Last year Robert Costanza published an update to his seminal 1997 paper The Value of the World’s Ecosystem Services and Natural Capital. Here’s what I had to say about that in 2014:
The paradox is that because nature has so far provided many services in abundance, they are not “scarce” in an economic sense and our human markets place little or no monetary value on them. This would change in the event our human civilization caused the services to be reduced or interrupted in any way. While it may seem strange to value ecosystem services in monetary terms, it can be instructive to ask what we would be willing to pay if we had no choice but to pay for these services. There are many conceptual and practical challenges with this sort of monetary valuation, but there have been some brave attempts to do it, such as those led by Robert Costanza at the Australian National University. By comparing the magnitude of what we would be willing to pay for these services to the magnitude of the human economy, we can get a sense of the importance of ecosystem services in underpinning our human economy. Costanza’s estimate of the annual value of global ecosystem services ($33 trillion in 1997 U.S. dollars) is the same order of magnitude as the world output of goods and services in that year (approximately $29 trillion)! While the estimated value of ecosystem services is certainly less precisely measured than the monetary value of goods and services produced, the order of magnitude suggests that humanity could not afford to substitute its own technology and efforts in place of the services provided by ecosystems, at least not with the wealth and knowledge available to us now.
The new paper is called Changes in the Global Value of Ecosystem Services. Here’s the abstract:
In 1997, the global value of ecosystem services was estimated to average $33 trillion/yr in 1995 $US ($46 trillion/yr in 2007 $US). In this paper, we provide an updated estimate based on updated unit ecosystem service values and land use change estimates between 1997 and 2011. We also address some of the critiques of the 1997 paper. Using the same methods as in the 1997 paper but with updated data, the estimate for the total global ecosystem services in 2011 is $125 trillion/yr (assuming updated unit values and changes to biome areas) and $145 trillion/yr (assuming only unit values changed), both in 2007 $US. From this we estimated the loss of eco-services from 1997 to 2011 due to land use change at $4.3–20.2 trillion/yr, depending on which unit values are used. Global estimates expressed in monetary accounting units, such as this, are useful to highlight the magnitude of eco-services, but have no specific decision-making context. However, the underlying data and models can be applied at multiple scales to assess changes resulting from various scenarios and policies. We emphasize that valuation of ecoservices (in whatever units) is not the same as commodification or privatization. Many eco-services are best considered public goods or common pool resources, so conventional markets are often not the best institutional frameworks to manage them.

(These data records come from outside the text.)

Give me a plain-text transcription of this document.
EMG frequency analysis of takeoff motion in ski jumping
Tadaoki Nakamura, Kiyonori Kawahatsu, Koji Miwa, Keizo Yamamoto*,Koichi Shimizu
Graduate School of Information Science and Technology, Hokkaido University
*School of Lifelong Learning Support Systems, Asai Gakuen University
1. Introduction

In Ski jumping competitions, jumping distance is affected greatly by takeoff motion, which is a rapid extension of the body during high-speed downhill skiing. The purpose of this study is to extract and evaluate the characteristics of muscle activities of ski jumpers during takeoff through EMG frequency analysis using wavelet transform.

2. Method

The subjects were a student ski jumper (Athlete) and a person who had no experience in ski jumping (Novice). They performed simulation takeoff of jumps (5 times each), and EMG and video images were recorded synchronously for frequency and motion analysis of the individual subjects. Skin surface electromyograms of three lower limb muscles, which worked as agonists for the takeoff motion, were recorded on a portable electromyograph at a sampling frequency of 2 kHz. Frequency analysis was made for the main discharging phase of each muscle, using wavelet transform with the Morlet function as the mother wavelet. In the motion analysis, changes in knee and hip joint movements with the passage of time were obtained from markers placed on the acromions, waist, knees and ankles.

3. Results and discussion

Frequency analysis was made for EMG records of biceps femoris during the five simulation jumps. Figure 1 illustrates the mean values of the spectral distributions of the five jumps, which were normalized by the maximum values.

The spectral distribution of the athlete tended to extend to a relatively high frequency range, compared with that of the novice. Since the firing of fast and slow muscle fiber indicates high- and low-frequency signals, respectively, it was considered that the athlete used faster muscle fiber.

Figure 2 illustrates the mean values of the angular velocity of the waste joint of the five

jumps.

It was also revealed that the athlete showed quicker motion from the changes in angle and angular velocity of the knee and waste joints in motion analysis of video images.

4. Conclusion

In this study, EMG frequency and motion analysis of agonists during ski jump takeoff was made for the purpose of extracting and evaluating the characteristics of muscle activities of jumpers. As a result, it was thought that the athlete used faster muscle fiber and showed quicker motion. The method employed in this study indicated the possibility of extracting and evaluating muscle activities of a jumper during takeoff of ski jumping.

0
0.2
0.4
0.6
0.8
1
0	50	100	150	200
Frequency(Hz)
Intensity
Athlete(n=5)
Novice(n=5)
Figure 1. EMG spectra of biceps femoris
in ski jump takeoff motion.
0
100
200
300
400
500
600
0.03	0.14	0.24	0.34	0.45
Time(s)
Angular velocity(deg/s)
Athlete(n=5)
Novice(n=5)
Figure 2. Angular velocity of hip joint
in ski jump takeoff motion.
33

However, these services must be (and are being) valued, and we need new, common asset institutions to better take these values into account.
So $125 trillion dollars per year in value, and last year the IMF says the world economy was about $77 trillion. This is important for a few reasons. First, it strengthens the argument even further that ecosystem services are not just something happening on the fringe of our economy that give us a helping hand. They are absolutely essential and we could not afford to do without them. Second, if I understand correctly, the annual value we can derive is lower per unit area of land because of degradation of the land since 1997. Every year we are using up $4-20 trillion that the Earth is not able to replenish. That value is hard to put in context, because we don’t know what the total stock is, or how low that stock could fall before it would start to constrain our economy.
There’s another implication – if we could develop a precise accounting of the natural capital being used up each year, we could orient our economy to shift more of those costs to the people, governments, and business entities choosing to impose those costs on the rest of us. Carbon taxes are a fairly obvious first step.